This packages helps distribute demand data from the São Paulo metro system inside R. Data is sourced from multiple operators and spans 2012-2025. While most of the data is already public, it’s scattered across multiple poorly structured CSV/PDF files.
Information on lines 1, 2, 3, 5, and 15 are sourced from the open data portal from METRÔ, while lines 4 and 5 (post-2018) are sourced from Dataverse (Insper).
All datasets are returned as tibble objects and are “lazy” datasets, meaning they are bundled with the package and don’t need to be downloaded. The data is also cleaned and standardized to make it easier to work with.
Line Coverage
The package currently covers all metro lines in São Paulo. In the future it may be expanded to include trains as well.
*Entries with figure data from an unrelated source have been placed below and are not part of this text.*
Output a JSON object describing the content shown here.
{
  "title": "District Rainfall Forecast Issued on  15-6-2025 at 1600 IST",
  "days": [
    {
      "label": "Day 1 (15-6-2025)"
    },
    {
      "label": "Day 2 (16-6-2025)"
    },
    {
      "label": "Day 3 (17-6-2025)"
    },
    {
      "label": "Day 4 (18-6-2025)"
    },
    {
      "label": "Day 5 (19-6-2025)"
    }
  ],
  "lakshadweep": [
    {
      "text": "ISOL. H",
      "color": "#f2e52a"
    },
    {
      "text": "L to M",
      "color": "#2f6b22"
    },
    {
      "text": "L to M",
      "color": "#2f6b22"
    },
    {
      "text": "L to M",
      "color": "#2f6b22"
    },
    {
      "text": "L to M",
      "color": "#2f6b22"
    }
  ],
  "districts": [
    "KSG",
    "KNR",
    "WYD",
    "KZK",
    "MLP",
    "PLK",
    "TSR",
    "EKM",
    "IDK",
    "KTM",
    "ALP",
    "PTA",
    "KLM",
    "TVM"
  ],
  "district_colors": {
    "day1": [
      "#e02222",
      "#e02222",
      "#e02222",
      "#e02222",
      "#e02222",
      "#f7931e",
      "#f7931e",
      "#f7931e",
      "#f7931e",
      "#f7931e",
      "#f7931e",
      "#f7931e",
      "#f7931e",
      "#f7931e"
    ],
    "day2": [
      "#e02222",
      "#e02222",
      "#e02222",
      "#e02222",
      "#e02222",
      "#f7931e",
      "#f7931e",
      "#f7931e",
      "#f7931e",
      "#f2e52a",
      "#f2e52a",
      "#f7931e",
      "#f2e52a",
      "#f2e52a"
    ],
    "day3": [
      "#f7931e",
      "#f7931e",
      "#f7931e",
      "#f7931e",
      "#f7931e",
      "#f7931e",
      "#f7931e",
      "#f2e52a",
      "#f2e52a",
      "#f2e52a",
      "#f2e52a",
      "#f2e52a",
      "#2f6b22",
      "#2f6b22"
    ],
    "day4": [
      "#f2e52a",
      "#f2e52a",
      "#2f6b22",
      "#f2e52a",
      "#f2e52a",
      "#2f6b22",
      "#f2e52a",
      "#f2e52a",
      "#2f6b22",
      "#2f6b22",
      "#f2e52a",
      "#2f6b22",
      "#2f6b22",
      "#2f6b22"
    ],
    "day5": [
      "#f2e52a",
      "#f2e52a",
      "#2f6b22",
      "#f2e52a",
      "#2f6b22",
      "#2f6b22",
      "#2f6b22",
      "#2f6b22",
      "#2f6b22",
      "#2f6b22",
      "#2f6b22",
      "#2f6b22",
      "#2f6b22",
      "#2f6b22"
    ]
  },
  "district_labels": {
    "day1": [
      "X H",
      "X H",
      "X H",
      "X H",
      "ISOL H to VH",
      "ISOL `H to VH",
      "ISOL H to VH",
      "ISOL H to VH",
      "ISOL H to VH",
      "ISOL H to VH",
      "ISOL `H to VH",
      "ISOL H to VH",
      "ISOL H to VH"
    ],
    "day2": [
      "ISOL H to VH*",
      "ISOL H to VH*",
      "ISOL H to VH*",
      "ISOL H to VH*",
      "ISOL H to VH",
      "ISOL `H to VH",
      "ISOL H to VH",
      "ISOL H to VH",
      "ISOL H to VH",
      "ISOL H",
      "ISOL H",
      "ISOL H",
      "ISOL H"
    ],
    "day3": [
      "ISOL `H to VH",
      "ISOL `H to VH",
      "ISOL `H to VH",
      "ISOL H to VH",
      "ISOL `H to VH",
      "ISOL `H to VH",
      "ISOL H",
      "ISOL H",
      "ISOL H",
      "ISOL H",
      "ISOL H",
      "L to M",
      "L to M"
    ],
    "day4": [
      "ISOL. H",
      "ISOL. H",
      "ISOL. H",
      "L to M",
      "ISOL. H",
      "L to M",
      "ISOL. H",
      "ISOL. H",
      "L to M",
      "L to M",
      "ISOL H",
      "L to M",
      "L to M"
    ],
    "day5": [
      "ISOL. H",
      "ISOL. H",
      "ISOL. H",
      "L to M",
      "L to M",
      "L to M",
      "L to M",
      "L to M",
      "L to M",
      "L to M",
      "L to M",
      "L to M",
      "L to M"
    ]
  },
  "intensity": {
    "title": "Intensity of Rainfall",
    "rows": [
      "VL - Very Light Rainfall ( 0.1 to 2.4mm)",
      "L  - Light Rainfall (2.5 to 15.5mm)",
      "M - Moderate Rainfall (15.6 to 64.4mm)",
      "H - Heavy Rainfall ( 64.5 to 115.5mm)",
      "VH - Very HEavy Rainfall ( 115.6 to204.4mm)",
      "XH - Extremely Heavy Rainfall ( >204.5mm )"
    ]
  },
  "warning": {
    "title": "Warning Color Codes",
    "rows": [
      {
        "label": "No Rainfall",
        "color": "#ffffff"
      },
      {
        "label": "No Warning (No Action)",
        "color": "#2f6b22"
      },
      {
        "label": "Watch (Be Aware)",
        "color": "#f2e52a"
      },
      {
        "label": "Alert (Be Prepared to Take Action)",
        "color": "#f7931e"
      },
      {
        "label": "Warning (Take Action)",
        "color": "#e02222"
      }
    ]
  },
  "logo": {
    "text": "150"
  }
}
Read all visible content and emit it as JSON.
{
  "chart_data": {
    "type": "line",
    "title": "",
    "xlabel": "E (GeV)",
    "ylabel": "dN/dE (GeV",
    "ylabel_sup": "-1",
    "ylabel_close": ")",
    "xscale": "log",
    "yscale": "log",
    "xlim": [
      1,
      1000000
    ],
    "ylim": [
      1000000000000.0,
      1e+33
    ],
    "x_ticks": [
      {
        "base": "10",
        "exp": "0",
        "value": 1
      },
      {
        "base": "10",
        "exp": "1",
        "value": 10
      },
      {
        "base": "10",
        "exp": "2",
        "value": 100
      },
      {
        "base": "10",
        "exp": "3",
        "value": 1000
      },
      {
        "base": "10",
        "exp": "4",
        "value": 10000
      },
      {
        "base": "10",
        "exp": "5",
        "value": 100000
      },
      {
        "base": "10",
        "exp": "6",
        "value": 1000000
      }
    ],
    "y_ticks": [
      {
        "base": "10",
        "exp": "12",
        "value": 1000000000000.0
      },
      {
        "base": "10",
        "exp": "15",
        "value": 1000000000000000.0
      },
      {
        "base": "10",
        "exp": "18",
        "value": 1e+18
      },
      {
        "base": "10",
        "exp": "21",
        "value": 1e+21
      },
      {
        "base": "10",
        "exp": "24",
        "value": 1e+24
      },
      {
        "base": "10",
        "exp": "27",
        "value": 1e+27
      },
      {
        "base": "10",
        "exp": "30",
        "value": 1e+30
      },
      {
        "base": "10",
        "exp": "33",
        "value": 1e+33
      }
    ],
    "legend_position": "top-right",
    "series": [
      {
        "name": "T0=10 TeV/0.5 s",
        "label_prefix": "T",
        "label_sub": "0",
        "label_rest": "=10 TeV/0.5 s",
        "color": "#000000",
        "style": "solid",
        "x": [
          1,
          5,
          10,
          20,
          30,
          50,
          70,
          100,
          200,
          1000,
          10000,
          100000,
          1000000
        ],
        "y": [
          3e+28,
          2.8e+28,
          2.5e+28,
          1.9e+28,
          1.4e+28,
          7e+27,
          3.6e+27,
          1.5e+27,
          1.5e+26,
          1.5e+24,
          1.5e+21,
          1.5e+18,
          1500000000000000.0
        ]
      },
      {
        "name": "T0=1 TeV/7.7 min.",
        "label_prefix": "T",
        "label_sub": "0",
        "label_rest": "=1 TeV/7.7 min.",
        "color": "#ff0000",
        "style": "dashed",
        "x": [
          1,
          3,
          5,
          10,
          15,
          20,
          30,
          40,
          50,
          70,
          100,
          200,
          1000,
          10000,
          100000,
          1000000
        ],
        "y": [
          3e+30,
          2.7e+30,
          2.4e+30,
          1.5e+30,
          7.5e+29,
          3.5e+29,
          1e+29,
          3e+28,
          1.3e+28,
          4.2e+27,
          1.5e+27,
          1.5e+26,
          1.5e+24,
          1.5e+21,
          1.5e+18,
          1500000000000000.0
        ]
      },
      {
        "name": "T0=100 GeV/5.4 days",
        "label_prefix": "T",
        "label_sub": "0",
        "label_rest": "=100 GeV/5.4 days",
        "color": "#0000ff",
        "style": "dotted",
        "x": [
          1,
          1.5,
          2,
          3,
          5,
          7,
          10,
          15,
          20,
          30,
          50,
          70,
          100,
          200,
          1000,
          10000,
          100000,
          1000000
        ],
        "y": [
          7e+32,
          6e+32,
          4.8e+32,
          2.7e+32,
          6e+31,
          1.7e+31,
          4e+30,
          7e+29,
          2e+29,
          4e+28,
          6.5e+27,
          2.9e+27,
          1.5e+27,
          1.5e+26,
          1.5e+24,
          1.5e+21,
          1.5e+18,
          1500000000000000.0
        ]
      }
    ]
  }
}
| Line | Name | Operator | Period | Status |
|---|---|---|---|---|
| 1 | Azul (Blue) | METRÔ | 2017–2026 | Available |
| 2 | Verde (Green) | METRÔ | 2017–2026 | Available |
| 3 | Vermelha (Red) | METRÔ | 2017–2026 | Available |
| 4 | Amarela (Yellow) | ViaQuatro | 2012–2025 | Available |
| 5 | Lilás (Lilac) | ViaMobilidade | 2017–2025 | Available |
| 15 | Prata (Silver) | METRÔ | 2017–2026 | Available |
Installation
The package will be available on CRAN. Once released, install with:
install.packages("metrosp")To install the development version from GitHub, use:
# install.packages("remotes")
remotes::install_github("viniciusoike/metrosp")Datasets
The table below describes all datasets that are shipped with the package. The main datasets are: passengers_entrance, passengers_transported, station_averages, and station_daily. Other datasets are auxiliary tables aimed at facilitating analysis and visualization.
| Dataset | Description | Frequency | Spatial |
|---|---|---|---|
passengers_entrance |
Average passenger entries by line | Monthly | No |
passengers_transported |
Average passengers transported by line | Monthly | No |
station_averages |
Average weekday passenger entries by station | Monthly | No |
station_daily |
Daily passenger entries by station | Daily | No |
metro_lines |
Metro line reference table (names, colors, operators) | — | No |
metro_colors |
Named vector of official metro line colors | — | No |
lines |
Metro and train line routes (current + planned) | — | Yes |
stations |
Metro and train station locations (current + planned) | — | Yes |
Data sources
- METRÔ: Companhia do Metropolitano de São Paulo (METRO).
- Lines 4/5 data: Insper Dataverse (ViaQuatro / ViaMobilidade).
- Spatial data: GeoSampa, Prefeitura de São Paulo.